Review the topics below if you encounter issues with your Snowflake integration.

### What happens when a Snowflake query times out?

When a Snowflake query times out, Amplitude automatically retries the query using an exponential backoff strategy. Each retry attempt waits progressively longer than the previous one, giving Snowflake more time to process the request successfully.

### How many times does Amplitude retry failed queries?

Amplitude attempts up to 8 retries (9 total attempts including the initial query) before marking an import job as failed. Each retry attempt starts fresh, ensuring a consistent approach to retrieving your data.

### Why is ABORT_DETACHED_QUERY set to FALSE?

Setting `ABORT_DETACHED_QUERY = FALSE` at the account level prevents Snowflake from silently canceling import queries that run longer than 5 minutes. Without this setting:

- Snowflake cancels long-running queries without notification.
- Amplitude interprets this as a temporary failure and retries.
- This can lead to duplicate events and inflated event counts.

While this setting doesn't change Amplitude's retry mechanism, it prevents unnecessary retries caused by Snowflake's automatic query cancellation.

### How can I prevent duplicate data during imports?
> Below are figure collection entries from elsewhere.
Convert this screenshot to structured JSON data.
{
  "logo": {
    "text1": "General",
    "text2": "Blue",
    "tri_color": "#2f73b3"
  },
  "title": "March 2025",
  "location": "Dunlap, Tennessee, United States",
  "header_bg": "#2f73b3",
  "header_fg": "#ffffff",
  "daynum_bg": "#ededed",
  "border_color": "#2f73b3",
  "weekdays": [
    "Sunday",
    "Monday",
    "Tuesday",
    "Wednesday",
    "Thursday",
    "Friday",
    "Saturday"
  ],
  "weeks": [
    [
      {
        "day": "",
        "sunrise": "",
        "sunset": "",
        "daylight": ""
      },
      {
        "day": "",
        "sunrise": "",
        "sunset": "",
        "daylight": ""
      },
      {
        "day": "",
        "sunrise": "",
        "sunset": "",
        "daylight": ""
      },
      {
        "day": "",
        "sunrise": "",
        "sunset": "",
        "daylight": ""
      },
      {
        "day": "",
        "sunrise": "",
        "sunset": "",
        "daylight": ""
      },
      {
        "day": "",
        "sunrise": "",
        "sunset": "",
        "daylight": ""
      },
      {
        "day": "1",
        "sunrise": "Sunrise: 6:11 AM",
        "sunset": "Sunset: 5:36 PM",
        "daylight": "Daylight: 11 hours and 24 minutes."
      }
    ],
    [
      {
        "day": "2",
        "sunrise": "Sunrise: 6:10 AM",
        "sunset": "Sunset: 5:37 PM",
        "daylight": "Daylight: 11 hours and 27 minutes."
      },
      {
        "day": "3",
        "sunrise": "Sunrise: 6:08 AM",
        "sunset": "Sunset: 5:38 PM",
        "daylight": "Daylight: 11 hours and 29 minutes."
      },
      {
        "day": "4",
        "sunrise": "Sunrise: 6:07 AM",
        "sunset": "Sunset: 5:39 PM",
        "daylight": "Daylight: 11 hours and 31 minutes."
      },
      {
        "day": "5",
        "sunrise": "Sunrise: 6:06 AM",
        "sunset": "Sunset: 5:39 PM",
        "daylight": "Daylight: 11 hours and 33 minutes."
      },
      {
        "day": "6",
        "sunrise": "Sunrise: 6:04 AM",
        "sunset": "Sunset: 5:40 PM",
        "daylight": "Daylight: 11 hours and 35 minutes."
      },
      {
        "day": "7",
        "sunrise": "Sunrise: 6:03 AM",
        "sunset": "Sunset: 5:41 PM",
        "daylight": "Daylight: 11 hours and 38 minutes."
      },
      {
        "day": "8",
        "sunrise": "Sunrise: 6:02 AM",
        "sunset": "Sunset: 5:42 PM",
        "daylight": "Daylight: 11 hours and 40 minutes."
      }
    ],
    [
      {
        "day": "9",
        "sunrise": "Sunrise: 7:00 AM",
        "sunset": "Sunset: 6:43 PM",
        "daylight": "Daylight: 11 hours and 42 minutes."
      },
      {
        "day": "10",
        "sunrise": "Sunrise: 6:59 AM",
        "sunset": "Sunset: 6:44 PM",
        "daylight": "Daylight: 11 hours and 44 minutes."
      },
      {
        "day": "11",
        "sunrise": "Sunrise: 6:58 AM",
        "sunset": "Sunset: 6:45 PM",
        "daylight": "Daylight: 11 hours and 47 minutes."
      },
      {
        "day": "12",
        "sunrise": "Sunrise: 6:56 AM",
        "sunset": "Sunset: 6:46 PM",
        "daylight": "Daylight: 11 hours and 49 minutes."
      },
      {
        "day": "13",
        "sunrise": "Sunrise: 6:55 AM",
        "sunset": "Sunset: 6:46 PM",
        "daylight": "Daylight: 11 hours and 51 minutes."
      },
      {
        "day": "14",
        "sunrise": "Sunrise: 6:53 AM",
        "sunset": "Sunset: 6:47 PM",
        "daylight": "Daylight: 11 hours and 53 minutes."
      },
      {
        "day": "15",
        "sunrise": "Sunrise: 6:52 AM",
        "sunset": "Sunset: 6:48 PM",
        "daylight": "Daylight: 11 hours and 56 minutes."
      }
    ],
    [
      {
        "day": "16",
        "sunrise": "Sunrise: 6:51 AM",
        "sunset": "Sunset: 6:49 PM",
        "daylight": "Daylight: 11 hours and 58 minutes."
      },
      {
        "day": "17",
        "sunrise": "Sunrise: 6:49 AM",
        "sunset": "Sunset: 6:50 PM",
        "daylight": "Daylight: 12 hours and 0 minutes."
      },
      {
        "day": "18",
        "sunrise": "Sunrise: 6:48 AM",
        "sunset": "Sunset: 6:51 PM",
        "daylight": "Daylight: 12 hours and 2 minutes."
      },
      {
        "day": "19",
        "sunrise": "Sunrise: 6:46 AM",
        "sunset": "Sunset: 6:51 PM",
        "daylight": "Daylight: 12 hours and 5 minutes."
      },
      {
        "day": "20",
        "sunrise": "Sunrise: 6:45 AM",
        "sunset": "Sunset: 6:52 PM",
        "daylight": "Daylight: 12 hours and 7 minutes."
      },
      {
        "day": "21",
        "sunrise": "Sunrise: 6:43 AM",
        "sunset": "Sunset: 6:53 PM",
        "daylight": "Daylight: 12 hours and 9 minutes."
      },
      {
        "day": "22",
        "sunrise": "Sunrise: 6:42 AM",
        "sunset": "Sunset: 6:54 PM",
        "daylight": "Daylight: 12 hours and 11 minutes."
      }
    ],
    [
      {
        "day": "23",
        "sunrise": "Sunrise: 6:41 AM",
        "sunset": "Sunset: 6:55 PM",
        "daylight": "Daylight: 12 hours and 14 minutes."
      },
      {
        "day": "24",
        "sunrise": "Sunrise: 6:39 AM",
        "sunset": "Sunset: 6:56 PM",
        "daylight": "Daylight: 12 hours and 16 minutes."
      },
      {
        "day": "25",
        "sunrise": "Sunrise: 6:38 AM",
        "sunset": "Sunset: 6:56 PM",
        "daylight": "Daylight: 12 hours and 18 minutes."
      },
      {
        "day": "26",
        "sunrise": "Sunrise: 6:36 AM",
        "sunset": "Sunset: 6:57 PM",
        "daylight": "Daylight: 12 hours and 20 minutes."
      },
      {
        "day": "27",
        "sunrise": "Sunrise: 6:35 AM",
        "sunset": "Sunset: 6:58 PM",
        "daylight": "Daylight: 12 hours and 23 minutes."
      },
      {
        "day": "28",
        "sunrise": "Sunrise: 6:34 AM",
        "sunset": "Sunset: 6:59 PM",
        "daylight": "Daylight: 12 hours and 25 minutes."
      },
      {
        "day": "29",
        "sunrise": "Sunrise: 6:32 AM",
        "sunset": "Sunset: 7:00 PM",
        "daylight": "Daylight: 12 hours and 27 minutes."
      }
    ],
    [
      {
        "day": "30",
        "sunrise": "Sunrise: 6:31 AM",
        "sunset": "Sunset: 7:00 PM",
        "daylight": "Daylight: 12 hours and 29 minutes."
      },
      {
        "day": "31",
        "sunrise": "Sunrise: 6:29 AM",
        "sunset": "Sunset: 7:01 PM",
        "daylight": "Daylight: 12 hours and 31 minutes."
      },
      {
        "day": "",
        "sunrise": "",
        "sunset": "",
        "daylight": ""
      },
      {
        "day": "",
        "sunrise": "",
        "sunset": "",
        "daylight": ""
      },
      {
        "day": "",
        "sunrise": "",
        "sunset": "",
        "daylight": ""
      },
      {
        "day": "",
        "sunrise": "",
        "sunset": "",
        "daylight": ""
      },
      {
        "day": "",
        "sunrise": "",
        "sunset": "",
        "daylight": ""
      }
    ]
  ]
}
To prevent duplicate data during retries and overlapping imports:

- **Include an `insert_id`**: This unique identifier allows Amplitude to detect and ignore duplicate events.
- **Set proper retry settings**: Configure `ABORT_DETACHED_QUERY = FALSE` to prevent unnecessary retries.

Without an `insert_id`, Amplitude treats every incoming event as new, potentially leading to duplicate data, inflated event counts, and inaccurate analytics.

### Is there any risk of data loss during query timeouts?

No, there is no risk of data loss when Amplitude import jobs time out. Here's why:

- **Read-only operations**: Amplitude only reads data from your Snowflake instance. It never modifies, deletes, or writes to your tables.
- **Source data protection**: Timeouts occur during data transfer, not during any operation that could affect your source data.
- **Automatic retries**: Amplitude automatically retries failed imports up to 8 times, giving your data multiple opportunities to import successfully.

Your Snowflake data remains safe and unchanged regardless of import job outcomes.